Im zweiten Teil des Abends überraschen die modernen Klänge von Mussorgskys Bilder einer Ausstellung. Diese durchaus bekannte Komposition überrascht in der Orchesterfassung von Maurice Ravel mit ungewohnten Klängen. Eine deutlich vergrößerte Perkussionsgruppe dokumentiert Veränderungen in Klang und Rhythmus. So erfährt das eingangs ertönende, bekannte Bläsersignal rhythmische wie melodische Variationen, bis sich die Spannung in einem breit ausgearbeiteten harmonischen Finale auflöst.

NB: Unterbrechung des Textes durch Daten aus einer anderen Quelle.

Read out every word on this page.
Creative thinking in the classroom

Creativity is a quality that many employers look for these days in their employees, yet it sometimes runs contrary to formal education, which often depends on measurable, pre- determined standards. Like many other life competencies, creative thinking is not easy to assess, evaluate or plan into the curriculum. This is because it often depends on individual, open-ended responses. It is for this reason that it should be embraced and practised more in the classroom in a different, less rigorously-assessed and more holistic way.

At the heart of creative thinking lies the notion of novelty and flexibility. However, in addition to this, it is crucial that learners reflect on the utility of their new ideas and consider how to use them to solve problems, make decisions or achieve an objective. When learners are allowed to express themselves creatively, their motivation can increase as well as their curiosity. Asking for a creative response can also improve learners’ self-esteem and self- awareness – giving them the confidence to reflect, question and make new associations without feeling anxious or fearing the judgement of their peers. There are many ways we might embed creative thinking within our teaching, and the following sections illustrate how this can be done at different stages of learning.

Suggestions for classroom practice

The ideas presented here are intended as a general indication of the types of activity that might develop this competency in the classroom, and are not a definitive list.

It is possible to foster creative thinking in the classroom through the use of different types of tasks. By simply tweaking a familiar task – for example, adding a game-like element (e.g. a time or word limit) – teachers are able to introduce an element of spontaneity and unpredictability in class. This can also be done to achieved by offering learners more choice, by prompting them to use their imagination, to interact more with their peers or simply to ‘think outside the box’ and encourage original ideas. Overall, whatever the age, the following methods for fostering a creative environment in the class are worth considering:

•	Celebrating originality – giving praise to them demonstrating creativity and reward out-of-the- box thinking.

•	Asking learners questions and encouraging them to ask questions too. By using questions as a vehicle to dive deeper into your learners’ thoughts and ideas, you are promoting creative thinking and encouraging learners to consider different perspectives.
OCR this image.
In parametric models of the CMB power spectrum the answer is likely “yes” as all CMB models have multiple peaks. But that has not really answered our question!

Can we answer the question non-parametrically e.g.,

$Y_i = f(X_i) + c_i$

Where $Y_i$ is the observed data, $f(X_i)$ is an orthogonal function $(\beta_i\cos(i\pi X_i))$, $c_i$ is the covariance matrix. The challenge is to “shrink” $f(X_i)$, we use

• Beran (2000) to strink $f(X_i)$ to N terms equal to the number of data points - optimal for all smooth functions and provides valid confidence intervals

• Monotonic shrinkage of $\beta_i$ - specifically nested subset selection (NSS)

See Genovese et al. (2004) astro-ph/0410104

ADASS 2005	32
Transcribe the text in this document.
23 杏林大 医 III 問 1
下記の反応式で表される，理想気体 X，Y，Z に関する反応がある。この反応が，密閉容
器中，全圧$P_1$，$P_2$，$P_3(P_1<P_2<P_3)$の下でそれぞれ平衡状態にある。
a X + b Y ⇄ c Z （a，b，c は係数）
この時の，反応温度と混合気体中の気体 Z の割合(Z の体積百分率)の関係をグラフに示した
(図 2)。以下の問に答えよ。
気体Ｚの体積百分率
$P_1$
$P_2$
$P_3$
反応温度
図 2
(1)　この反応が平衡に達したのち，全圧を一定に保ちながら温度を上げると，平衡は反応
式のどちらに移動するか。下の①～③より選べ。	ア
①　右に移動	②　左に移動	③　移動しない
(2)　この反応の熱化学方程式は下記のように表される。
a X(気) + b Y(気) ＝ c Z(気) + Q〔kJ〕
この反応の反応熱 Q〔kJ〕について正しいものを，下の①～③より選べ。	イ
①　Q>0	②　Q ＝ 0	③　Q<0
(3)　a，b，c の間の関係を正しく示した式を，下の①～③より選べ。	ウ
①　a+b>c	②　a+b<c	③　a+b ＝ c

Die Rheinland-Pfälzischen Philharmoniker lassen Gemeinsames und Unterschiedliches von Krenek und Weill erklingen, Matiakh gibt den modernen Klängen Tempo und lebendigen Rhythmus und macht auf ihre weiteren Konzerte neugierig. Das Festpublikum der Eröffnung empfindet das ähnlich und bedankt sich mit minutenlangem Beifall.

Von den zahlreichen weiteren Konzerten, mal eine pantomimische Zaubernacht für Kinder, mal der Klassiker Dreigroschenoper unter Leitung von HK Gruber, sei noch ein nettes, ungewohntes Schmankerl am späten Samstagabend erwähnt: In den hohen Hallen einer säkularisierten Backstein-Kirche von Dessau erklingt Mackebens Tanzorchester – nein, besser noch als dieses. Ein junges Orchester der Akademisten von Musikhochschulen in Mannheim, Karlsruhe, Köln und Würzburg lädt zu einem bunten Potpourri aus Melodien von Weill, Krenek, Kreisler und Gruber ein, moderiert und locker dirigiert von Ernst Kovacic, der sich mit sichtlichem Vergnügen als Wiener Stehgeiger der 1920-er Jahre und als Entertainer einführt. Ob es ein Foxtrott-Potpourri aus der Dreigroschenoper, ein Walzerduett von Krenek ist, Melodien von Fritz Kreisler oder die drei MOB-Stücke von HK Gruber, wenn Johnny aufspielt, das geht ins Blut und in die Beine – Kirche hin oder her. Mit österreichischem Charme und manchem verschmitzten Augenzwinkern führt Kovacic die Besucher durch einen unterhaltsamen Samstagabend.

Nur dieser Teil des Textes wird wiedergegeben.